Newcastle University's Ruth Plummer, who was not involved in DRUP or CPCT-02, discussed the findings within the context of other early-stage, molecularly informed trials such as TAPUR, during her own presentation. She noted that many oncologists will likely need additional education and guidance to know when, and how, to use genomic data for their patients.
For his part, Vall d'Hebron Institute of Oncology investigator Joaquin Mateo highlighted efforts by ESMO's translational research and precision medicine working group to develop and bolster its "ESMO scale for clinical actionability of molecular targets" (ESCAT) guidelines.
The team published its initial framework for ranking potential precision medicine targets in the Annals of Oncology last year, describing half a dozen tiers for molecular targets, depending on their potential clinical benefit, level of evidence, and so on.
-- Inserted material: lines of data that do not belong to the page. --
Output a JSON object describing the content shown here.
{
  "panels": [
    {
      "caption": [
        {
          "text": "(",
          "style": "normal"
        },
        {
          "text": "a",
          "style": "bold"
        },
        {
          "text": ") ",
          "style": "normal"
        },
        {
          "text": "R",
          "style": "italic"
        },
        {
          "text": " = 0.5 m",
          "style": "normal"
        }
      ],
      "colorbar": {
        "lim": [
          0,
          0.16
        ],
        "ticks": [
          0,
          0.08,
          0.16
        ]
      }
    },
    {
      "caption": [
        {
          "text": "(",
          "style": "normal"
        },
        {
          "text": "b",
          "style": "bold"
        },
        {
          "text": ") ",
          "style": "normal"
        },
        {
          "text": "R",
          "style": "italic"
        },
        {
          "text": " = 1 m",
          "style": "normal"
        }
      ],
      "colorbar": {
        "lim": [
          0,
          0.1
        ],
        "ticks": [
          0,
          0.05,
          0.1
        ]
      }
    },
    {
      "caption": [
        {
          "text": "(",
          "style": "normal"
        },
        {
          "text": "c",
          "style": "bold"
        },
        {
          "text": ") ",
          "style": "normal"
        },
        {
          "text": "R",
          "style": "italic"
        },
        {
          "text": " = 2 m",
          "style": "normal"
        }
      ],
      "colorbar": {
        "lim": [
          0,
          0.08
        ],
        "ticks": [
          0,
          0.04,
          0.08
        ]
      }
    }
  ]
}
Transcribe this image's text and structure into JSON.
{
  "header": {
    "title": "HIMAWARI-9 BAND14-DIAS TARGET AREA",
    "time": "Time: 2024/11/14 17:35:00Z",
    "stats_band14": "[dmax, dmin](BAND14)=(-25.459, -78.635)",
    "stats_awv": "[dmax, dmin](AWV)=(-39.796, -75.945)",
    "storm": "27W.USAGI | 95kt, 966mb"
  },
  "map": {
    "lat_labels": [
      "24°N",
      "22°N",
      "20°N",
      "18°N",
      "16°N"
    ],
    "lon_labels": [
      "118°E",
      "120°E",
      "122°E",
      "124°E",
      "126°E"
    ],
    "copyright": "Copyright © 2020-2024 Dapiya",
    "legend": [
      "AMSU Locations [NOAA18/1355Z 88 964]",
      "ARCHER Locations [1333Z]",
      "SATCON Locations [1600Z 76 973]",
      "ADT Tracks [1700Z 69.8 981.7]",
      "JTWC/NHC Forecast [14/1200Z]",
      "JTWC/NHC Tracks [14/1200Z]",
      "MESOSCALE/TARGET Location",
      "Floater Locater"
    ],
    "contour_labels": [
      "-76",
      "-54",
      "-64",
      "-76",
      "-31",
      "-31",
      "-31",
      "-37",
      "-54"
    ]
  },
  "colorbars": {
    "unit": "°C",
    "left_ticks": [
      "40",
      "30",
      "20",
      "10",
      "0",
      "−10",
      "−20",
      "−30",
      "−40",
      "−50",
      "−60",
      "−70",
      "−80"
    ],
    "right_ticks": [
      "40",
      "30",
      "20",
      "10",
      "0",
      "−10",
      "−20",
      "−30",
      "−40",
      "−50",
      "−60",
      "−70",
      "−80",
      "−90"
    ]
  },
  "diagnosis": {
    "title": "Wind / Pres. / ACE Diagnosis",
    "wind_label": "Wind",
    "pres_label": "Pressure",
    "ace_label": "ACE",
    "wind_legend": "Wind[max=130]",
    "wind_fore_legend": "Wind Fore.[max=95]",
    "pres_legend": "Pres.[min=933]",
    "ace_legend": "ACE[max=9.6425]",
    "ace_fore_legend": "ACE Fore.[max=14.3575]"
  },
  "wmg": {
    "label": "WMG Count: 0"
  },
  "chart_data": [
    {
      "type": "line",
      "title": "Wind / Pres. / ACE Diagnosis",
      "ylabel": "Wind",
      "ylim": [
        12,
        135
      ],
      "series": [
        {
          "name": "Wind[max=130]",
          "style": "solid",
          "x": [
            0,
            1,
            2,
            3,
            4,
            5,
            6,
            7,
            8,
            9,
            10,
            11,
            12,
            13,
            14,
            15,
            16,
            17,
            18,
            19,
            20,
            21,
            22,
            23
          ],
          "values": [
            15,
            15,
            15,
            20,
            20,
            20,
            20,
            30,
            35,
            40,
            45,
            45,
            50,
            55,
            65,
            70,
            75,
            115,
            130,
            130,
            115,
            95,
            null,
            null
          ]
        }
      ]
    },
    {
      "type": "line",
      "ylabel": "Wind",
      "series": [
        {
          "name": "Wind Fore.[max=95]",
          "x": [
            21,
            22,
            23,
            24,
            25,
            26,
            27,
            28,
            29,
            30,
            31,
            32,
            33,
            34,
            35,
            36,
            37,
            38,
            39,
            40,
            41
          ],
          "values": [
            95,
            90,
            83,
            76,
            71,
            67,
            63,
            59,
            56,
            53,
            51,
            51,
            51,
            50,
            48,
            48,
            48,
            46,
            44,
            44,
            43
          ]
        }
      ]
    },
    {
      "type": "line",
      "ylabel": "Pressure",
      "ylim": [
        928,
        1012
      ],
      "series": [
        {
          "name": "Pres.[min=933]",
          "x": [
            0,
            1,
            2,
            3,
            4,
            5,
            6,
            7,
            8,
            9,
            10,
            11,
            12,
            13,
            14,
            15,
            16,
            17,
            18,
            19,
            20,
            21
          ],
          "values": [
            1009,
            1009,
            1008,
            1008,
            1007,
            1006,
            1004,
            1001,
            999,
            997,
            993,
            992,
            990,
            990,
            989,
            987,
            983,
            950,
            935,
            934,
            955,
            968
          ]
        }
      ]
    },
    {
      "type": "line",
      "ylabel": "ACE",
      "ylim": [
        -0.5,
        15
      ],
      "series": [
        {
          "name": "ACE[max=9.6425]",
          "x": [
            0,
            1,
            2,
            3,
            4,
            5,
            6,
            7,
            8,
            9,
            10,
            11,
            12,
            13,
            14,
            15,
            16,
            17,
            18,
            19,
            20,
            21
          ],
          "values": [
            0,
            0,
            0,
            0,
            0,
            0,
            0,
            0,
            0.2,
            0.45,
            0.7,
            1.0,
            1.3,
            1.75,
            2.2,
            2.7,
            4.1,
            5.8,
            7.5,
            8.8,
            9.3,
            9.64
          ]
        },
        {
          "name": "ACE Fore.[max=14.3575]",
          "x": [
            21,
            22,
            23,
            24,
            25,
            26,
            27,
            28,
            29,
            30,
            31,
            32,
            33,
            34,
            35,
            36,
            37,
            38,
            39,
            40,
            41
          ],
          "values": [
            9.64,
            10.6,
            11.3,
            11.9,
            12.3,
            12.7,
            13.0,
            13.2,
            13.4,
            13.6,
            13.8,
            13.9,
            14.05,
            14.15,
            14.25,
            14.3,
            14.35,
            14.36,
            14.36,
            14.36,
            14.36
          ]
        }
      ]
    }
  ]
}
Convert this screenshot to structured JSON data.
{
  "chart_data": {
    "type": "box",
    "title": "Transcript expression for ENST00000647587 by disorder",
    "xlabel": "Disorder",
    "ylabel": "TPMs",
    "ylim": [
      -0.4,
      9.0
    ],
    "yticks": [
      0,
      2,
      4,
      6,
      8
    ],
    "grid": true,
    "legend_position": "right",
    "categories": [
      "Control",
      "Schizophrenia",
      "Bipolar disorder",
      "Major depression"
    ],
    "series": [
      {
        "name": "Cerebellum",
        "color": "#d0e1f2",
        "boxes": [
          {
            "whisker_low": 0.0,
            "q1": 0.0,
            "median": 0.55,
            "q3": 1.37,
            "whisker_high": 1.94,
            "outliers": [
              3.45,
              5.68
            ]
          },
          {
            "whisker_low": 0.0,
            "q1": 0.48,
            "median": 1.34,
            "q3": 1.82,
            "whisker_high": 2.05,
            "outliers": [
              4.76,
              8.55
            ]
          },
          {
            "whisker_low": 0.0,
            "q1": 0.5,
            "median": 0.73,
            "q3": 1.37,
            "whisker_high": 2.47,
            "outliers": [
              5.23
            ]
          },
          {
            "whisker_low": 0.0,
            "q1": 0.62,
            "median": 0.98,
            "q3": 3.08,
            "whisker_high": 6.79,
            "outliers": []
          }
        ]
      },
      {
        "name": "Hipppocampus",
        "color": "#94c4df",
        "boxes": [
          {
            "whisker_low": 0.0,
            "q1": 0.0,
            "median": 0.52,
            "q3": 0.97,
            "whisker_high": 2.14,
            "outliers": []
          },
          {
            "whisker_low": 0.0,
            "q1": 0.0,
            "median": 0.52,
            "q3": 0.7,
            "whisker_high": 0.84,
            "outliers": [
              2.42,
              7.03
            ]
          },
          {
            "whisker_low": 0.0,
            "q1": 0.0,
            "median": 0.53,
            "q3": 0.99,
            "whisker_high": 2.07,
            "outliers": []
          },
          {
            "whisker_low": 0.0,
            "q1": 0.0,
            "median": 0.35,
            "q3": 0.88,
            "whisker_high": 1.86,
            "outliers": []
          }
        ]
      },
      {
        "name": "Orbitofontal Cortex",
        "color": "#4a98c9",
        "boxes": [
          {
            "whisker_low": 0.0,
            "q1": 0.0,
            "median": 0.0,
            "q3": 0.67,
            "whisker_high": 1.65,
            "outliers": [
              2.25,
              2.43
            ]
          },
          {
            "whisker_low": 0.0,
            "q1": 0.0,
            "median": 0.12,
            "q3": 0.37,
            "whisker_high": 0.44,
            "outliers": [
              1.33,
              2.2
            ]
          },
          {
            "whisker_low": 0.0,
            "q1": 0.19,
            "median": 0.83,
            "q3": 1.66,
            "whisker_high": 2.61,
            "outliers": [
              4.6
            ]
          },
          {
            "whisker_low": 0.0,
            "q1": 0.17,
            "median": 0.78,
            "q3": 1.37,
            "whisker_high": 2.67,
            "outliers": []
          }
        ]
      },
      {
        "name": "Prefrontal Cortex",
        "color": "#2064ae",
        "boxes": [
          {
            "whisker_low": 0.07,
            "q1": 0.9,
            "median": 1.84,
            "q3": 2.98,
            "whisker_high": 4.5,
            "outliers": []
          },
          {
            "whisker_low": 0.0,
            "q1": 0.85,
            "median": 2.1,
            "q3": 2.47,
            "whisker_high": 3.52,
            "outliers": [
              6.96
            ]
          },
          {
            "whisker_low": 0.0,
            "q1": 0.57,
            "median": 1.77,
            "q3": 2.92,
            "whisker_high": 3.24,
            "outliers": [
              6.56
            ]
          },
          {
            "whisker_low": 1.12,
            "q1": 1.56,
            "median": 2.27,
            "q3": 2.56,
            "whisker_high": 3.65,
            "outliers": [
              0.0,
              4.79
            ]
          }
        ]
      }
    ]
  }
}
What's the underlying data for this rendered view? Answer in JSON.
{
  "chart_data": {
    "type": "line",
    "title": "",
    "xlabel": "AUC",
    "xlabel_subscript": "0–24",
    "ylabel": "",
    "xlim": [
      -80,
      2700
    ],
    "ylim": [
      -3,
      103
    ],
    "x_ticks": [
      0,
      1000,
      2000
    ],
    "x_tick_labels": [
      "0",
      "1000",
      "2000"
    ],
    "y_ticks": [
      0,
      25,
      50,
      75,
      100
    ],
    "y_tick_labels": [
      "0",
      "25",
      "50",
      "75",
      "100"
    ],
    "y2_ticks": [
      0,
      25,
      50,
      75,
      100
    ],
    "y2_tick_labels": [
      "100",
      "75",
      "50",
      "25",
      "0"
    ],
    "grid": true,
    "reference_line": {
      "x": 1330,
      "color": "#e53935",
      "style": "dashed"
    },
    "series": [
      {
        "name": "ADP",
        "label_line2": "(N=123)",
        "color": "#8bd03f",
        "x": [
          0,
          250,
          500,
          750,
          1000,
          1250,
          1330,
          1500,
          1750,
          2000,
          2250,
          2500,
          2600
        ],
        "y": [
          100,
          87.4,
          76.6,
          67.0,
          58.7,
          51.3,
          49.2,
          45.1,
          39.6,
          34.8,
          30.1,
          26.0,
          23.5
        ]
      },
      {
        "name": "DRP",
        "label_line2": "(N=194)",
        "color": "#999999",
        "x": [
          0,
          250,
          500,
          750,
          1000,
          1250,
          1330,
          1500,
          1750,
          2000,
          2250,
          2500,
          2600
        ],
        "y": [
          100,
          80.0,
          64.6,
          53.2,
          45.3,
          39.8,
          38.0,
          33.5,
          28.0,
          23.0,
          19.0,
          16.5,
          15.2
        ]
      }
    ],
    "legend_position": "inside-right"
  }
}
Citing cancer alteration interpretation guidelines from the Association for Molecular Pathology, American Society of Clinical Oncology, the College of American Pathologists and other organizations or centers, authors of that paper noted that many classifications "are only partially overlapping, with greatest overlap in the top tiers, and none of them have been broadly implemented in clinical practice."
The ESMO group is continuing to grapple with strategies for prioritizing genomic data on cancer patients and interpreting their clinical relevance, if any. Mateo also pointed to the need for "scalability" around genomics to reduce healthcare inequality and treatment disparities as much as possible by reaching community clinics outside of academic centers.